Petit moment de détente musical. Qu’écoutait-on en avril 2007, 1997, 1987, etc.? Réponse dans ce petit montage signé Patrick Zirpolo qui nous emmène dans une ziquemachine à remonter le temps.



2007 Fatal Bazooka – Mauvaise foi nocturne

Décidément, l’année 2007 est loin d’être une fatalité pour Michaël Youn. Après avoir occupé la tête des hit-parades avec Fous ta cagoule en début d’année, le voilà de nouveau tout en haut des charts avec ses camarades de Fatal Bazooka (Vincent Desagnat et Benjamin Morgaine) pour le titre Mauvaise foi nocturne.

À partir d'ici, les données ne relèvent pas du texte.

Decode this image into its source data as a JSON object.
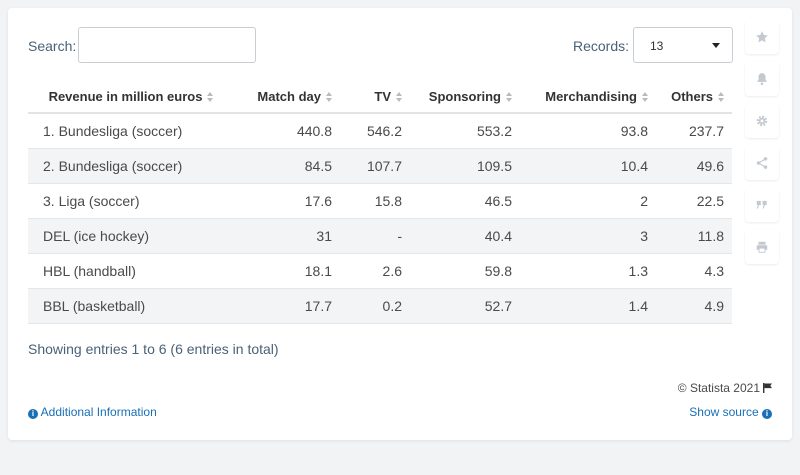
{
  "controls": {
    "search_label": "Search:",
    "search_value": "",
    "records_label": "Records:",
    "records_value": "13"
  },
  "table": {
    "headers": [
      "Revenue in million euros",
      "Match day",
      "TV",
      "Sponsoring",
      "Merchandising",
      "Others"
    ],
    "rows": [
      [
        "1. Bundesliga (soccer)",
        "440.8",
        "546.2",
        "553.2",
        "93.8",
        "237.7"
      ],
      [
        "2. Bundesliga (soccer)",
        "84.5",
        "107.7",
        "109.5",
        "10.4",
        "49.6"
      ],
      [
        "3. Liga (soccer)",
        "17.6",
        "15.8",
        "46.5",
        "2",
        "22.5"
      ],
      [
        "DEL (ice hockey)",
        "31",
        "-",
        "40.4",
        "3",
        "11.8"
      ],
      [
        "HBL (handball)",
        "18.1",
        "2.6",
        "59.8",
        "1.3",
        "4.3"
      ],
      [
        "BBL (basketball)",
        "17.7",
        "0.2",
        "52.7",
        "1.4",
        "4.9"
      ]
    ]
  },
  "footer": {
    "summary": "Showing entries 1 to 6 (6 entries in total)",
    "copyright": "© Statista 2021",
    "additional_info": "Additional Information",
    "show_source": "Show source"
  },
  "sidebar_icons": [
    "star-icon",
    "bell-icon",
    "gear-icon",
    "share-icon",
    "quote-icon",
    "print-icon"
  ],
  "colors": {
    "link": "#1a6fb6",
    "label": "#4a6178",
    "stripe": "#f2f4f6",
    "icon": "#c3c9cf"
  }
}
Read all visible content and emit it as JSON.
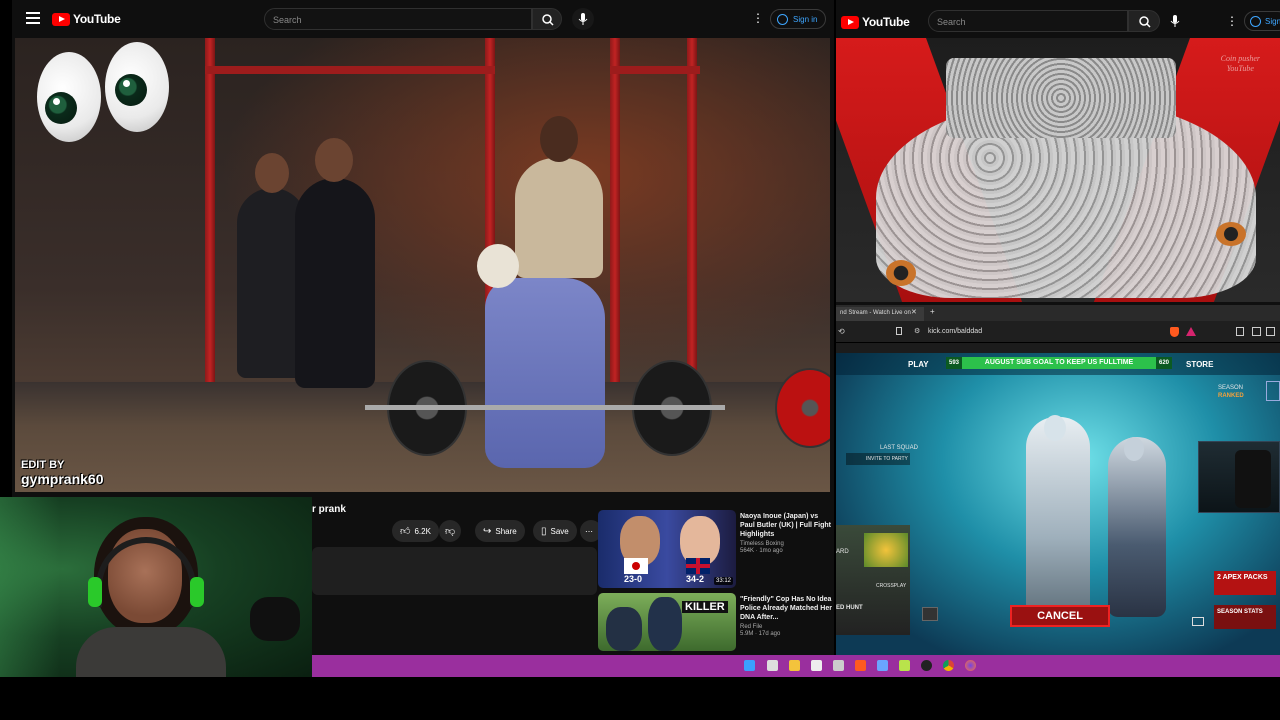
{
  "left_youtube": {
    "logo_text": "YouTube",
    "search_placeholder": "Search",
    "sign_in_label": "Sign in",
    "overlay_edit_by": "EDIT BY",
    "overlay_handle": "gymprank60",
    "video_title_partial": "r prank",
    "actions": {
      "like_count": "6.2K",
      "share_label": "Share",
      "save_label": "Save"
    },
    "recommendations": [
      {
        "title": "Naoya Inoue (Japan) vs Paul Butler (UK) | Full Fight Highlights",
        "channel": "Timeless Boxing",
        "meta": "564K · 1mo ago",
        "duration": "33:12",
        "score_left": "23-0",
        "score_right": "34-2"
      },
      {
        "title": "\"Friendly\" Cop Has No Idea Police Already Matched Her DNA After...",
        "channel": "Red File",
        "meta": "5.9M · 17d ago",
        "thumb_text": "KILLER"
      }
    ]
  },
  "right_youtube": {
    "logo_text": "YouTube",
    "search_placeholder": "Search",
    "sign_in_label": "Sign",
    "watermark_line1": "Coin pusher",
    "watermark_line2": "YouTube"
  },
  "kick_browser": {
    "tab_title": "nd Stream - Watch Live on",
    "url": "kick.com/balddad",
    "apex": {
      "play_label": "PLAY",
      "store_label": "STORE",
      "goal_text": "AUGUST SUB GOAL TO KEEP US FULLTIME",
      "goal_current": "593",
      "goal_target": "620",
      "season_label": "SEASON",
      "season_rank": "RANKED",
      "last_squad_label": "LAST SQUAD",
      "invite_label": "INVITE TO PARTY",
      "cancel_label": "CANCEL",
      "packs_label": "2 APEX PACKS",
      "season_stats_label": "SEASON STATS",
      "crossplay_label": "CROSSPLAY",
      "hunt_label": "ED HUNT",
      "squad_tag": "ARD"
    }
  }
}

Il s’agit évidemment d’une parodie de la chanson Confessions nocturnesde Diam’s et Vitaa, avec la participation de… Pascal Obispo. La version qu’ils donnent du clip de Diam’s et Vitaa est plus trash que l’originale.

Rien ne prédestinait Pascal Obispo à collaborer avec le trublion du PAF. «Je l’ai rencontré deux fois sur des plateaux télé, raconte Michael Youn àLibération en avril 2007. Il m’avait dit: Si un jour, vous avez envie de faire des conneries, moi je suis votre homme. On lui a fait écouter la chanson, il a dit d’une moue dubitative: Vous allez me flinguer ma carrière et en fait, il a juste montré ce que nous savions déjà: il est drôle.»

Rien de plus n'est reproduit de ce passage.